安倍氏に後任打診するも固辞されていた 森氏が明かす会長交代の舞台裏とは

2021年3月25日 21時16分
 東京五輪の聖火リレーのスタートにあたり、東京五輪・パラリンピック組織委員会の前会長の森喜朗氏(83)が、本紙の取材に応じ、安倍晋三前首相(66)に後任の会長を打診していたことを明かした。安倍氏は今秋までに行われる次期衆院選に向けた政治活動を理由に固辞したという。(田嶋豊)

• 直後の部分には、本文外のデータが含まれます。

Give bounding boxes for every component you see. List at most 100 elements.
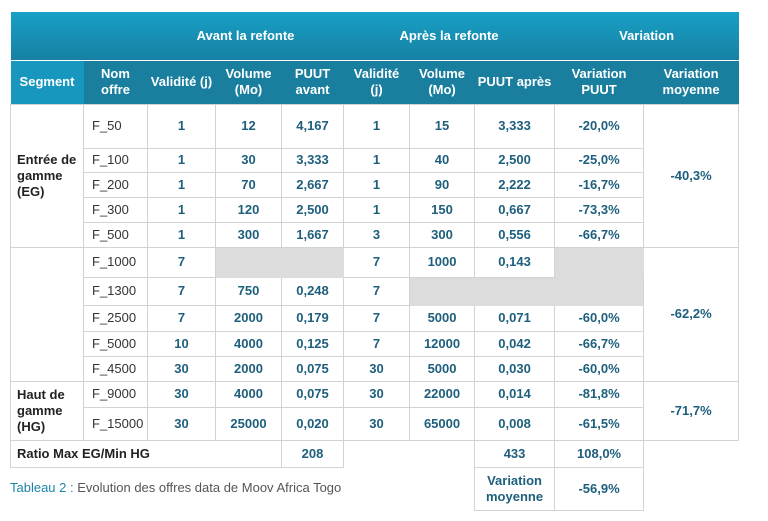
empty-cell bbox=[214, 246, 345, 278]
table-cell: -25,0% bbox=[554, 147, 645, 173]
variation-moyenne: -62,2% bbox=[643, 246, 740, 382]
table-cell: 25000 bbox=[215, 406, 282, 441]
caption-label: Tableau 2 : bbox=[10, 480, 74, 495]
table-cell: 4,167 bbox=[280, 103, 345, 149]
offer-name: F_4500 bbox=[83, 355, 148, 382]
table-cell: 4000 bbox=[215, 330, 282, 357]
table-cell: -73,3% bbox=[554, 196, 645, 223]
table-cell: 5000 bbox=[409, 304, 476, 332]
table-cell: 4000 bbox=[215, 380, 282, 408]
table-cell: 108,0% bbox=[554, 439, 645, 468]
table-cell: 65000 bbox=[409, 406, 476, 441]
table-cell: 2,222 bbox=[474, 171, 556, 198]
table-cell: 750 bbox=[215, 276, 282, 306]
column-header: Variation moyenne bbox=[643, 59, 739, 104]
table-cell: -66,7% bbox=[554, 221, 645, 248]
table-cell: 150 bbox=[409, 196, 476, 223]
table-cell: 3 bbox=[343, 221, 411, 248]
offer-name: F_50 bbox=[83, 103, 148, 149]
table-cell: 1 bbox=[343, 103, 411, 149]
table-cell: 2000 bbox=[215, 355, 282, 382]
table-cell: 0,667 bbox=[474, 196, 556, 223]
table-cell: 7 bbox=[343, 330, 411, 357]
table-cell: 0,014 bbox=[474, 380, 556, 408]
table-cell: 1 bbox=[147, 147, 216, 173]
column-header: Segment bbox=[10, 59, 84, 104]
offer-name: F_1300 bbox=[83, 276, 148, 306]
table-cell: 12000 bbox=[409, 330, 476, 357]
table-row: F_1000 7 7 1000 0,143 -62,2% bbox=[10, 246, 740, 382]
table-row: F_1300 7 750 0,248 7 bbox=[11, 276, 739, 306]
table-cell: 0,020 bbox=[280, 406, 345, 441]
table-row: Haut de gamme (HG) F_9000 30 4000 0,075 30 220… bbox=[10, 380, 740, 441]
table-cell: 3,333 bbox=[474, 103, 556, 149]
table-cell: 0,030 bbox=[474, 355, 556, 382]
ratio-label: Ratio Max EG/Min HG bbox=[10, 439, 282, 468]
table-cell: 0,556 bbox=[474, 221, 556, 248]
table-row: Ratio Max EG/Min HG 208 433 108,0% bbox=[10, 439, 739, 468]
table-cell: -56,9% bbox=[554, 466, 645, 511]
table-cell: -61,5% bbox=[554, 406, 645, 441]
table-cell: 1 bbox=[343, 147, 411, 173]
table-cell: 30 bbox=[343, 380, 411, 408]
table-row: Segment Nom offre Validité (j) Volume (Mo) P… bbox=[10, 59, 739, 104]
table-cell: 300 bbox=[215, 221, 282, 248]
caption: Tableau 2 : Evolution des offres data de… bbox=[10, 480, 341, 495]
table-cell: 12 bbox=[215, 103, 282, 149]
table-cell: 208 bbox=[280, 439, 345, 468]
table-cell: 120 bbox=[215, 196, 282, 223]
table-cell: -60,0% bbox=[554, 355, 645, 382]
data-table: Avant la refonte Après la refonte Variatio… bbox=[10, 12, 740, 511]
table-cell: 30 bbox=[215, 147, 282, 173]
table-cell: 30 bbox=[147, 406, 216, 441]
variation-moyenne: -40,3% bbox=[643, 103, 740, 248]
table-cell: 30 bbox=[343, 406, 411, 441]
group-header: Variation bbox=[554, 12, 739, 60]
header-cell bbox=[10, 12, 148, 60]
empty-cell bbox=[644, 467, 739, 510]
offer-name: F_500 bbox=[83, 221, 148, 248]
column-header: PUUT après bbox=[474, 59, 555, 104]
table-cell: 7 bbox=[343, 304, 411, 332]
table-cell: 2000 bbox=[215, 304, 282, 332]
table-cell: -60,0% bbox=[554, 304, 645, 332]
table-row: Entrée de gamme (EG) F_50 1 12 4,167 1 15 3,333… bbox=[10, 103, 740, 248]
table-cell: 90 bbox=[409, 171, 476, 198]
table-cell: 433 bbox=[474, 439, 556, 468]
table-row: Avant la refonte Après la refonte Variatio… bbox=[10, 12, 739, 60]
table-cell: 10 bbox=[147, 330, 216, 357]
column-header: Variation PUUT bbox=[554, 59, 644, 104]
segment-label bbox=[10, 246, 84, 382]
group-header: Après la refonte bbox=[343, 12, 555, 60]
segment-label: Haut de gamme (HG) bbox=[10, 380, 84, 441]
offer-name: F_200 bbox=[83, 171, 148, 198]
table-cell: 0,248 bbox=[280, 276, 345, 306]
table-cell: 7 bbox=[147, 276, 216, 306]
table-row: F_100 1 30 3,333 1 40 2,500 -25,0% bbox=[11, 147, 739, 173]
table-cell: 30 bbox=[147, 380, 216, 408]
table-row: F_2500 7 2000 0,179 7 5000 0,071 -60,0% bbox=[11, 304, 739, 332]
table-row: F_200 1 70 2,667 1 90 2,222 -16,7% bbox=[11, 171, 739, 198]
table-row: F_300 1 120 2,500 1 150 0,667 -73,3% bbox=[11, 196, 739, 223]
offer-name: F_2500 bbox=[83, 304, 148, 332]
column-header: Volume (Mo) bbox=[409, 59, 475, 104]
column-header: Volume (Mo) bbox=[215, 59, 282, 104]
offer-name: F_15000 bbox=[83, 406, 148, 441]
table-row: F_15000 30 25000 0,020 30 65000 0,008 -61,5% bbox=[11, 406, 739, 441]
table-cell: -81,8% bbox=[554, 380, 645, 408]
table-cell: 7 bbox=[343, 246, 411, 278]
offer-name: F_5000 bbox=[83, 330, 148, 357]
table-cell: 1 bbox=[147, 221, 216, 248]
table-cell: 1 bbox=[343, 196, 411, 223]
table-cell: 3,333 bbox=[280, 147, 345, 173]
column-header: PUUT avant bbox=[281, 59, 344, 104]
table-cell: 15 bbox=[409, 103, 476, 149]
column-header: Validité (j) bbox=[343, 59, 410, 104]
table-cell: 0,125 bbox=[280, 330, 345, 357]
table-cell: -20,0% bbox=[554, 103, 645, 149]
table-cell: 70 bbox=[215, 171, 282, 198]
column-header: Validité (j) bbox=[147, 59, 216, 104]
empty-cell bbox=[644, 440, 739, 467]
offer-name: F_9000 bbox=[83, 380, 148, 408]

衆院本会議で言葉を交わす安倍晋三官房長官(左)と森喜朗前首相(2006年撮影)

 「ある程度の道筋をつけた後、安倍さんに代わってもらえばとの思いがあった」。それは当時、首相だった安倍氏にも伝えていた。
 森氏は2014年1月に組織委会長に就任。15年3月にがんが発覚してからも、国際オリンピック委員会(IOC)をはじめ、政財界や諸外国との交渉、調整役を務めていた。
 「安倍さんの任期が延び、私もオプジーボで命を助けてもらい、タイミングが合わなかった」。森氏はそう振り返る。
 今年2月、女性を巡る不適切な発言で引責辞任する際、安倍氏に相談した。「これまでにも『私の後任に』と言っておいたから、儀礼的にも話をしたんです」

◆次期衆院選に向け「お断り」

 その後、安倍氏の秘書から「お断りしたい」との伝言を受け取った。森氏によると、安倍氏は次期衆院選に向け、派閥の若手議員を支えることに身を尽くしたいとのことだった。森氏は「安倍さんは、いま役職がないが、組織委の会長に就けば時間も拘束される。派閥を第一に考え、むしろありがたいことだ」と考える。衆院選後、改めて派閥を率いるよう期待した。
 後任の会長ポストについては有力候補に川淵三郎氏(84)の名が上がったが、選考過程が不透明との批判から一転、受け入れを辞退し、事態は混迷。円滑な準備などを考えると、もう橋本聖子前五輪相(56)しかいなかった。
 森氏を「政界の父」と慕う橋本氏。森氏もまた亡くなった長男と同い年の橋本氏を娘のように思う。ただ五輪憲章がうたう「政治的中立性」の担保が課題だった。「ロンドン五輪の組織委会長で、貴族院議員だったセバスチャン・コー氏の前例があった」。IOCのバッハ会長の了承を取りつけ、橋本氏が議員辞職せずに会長職に就く地ならしをした。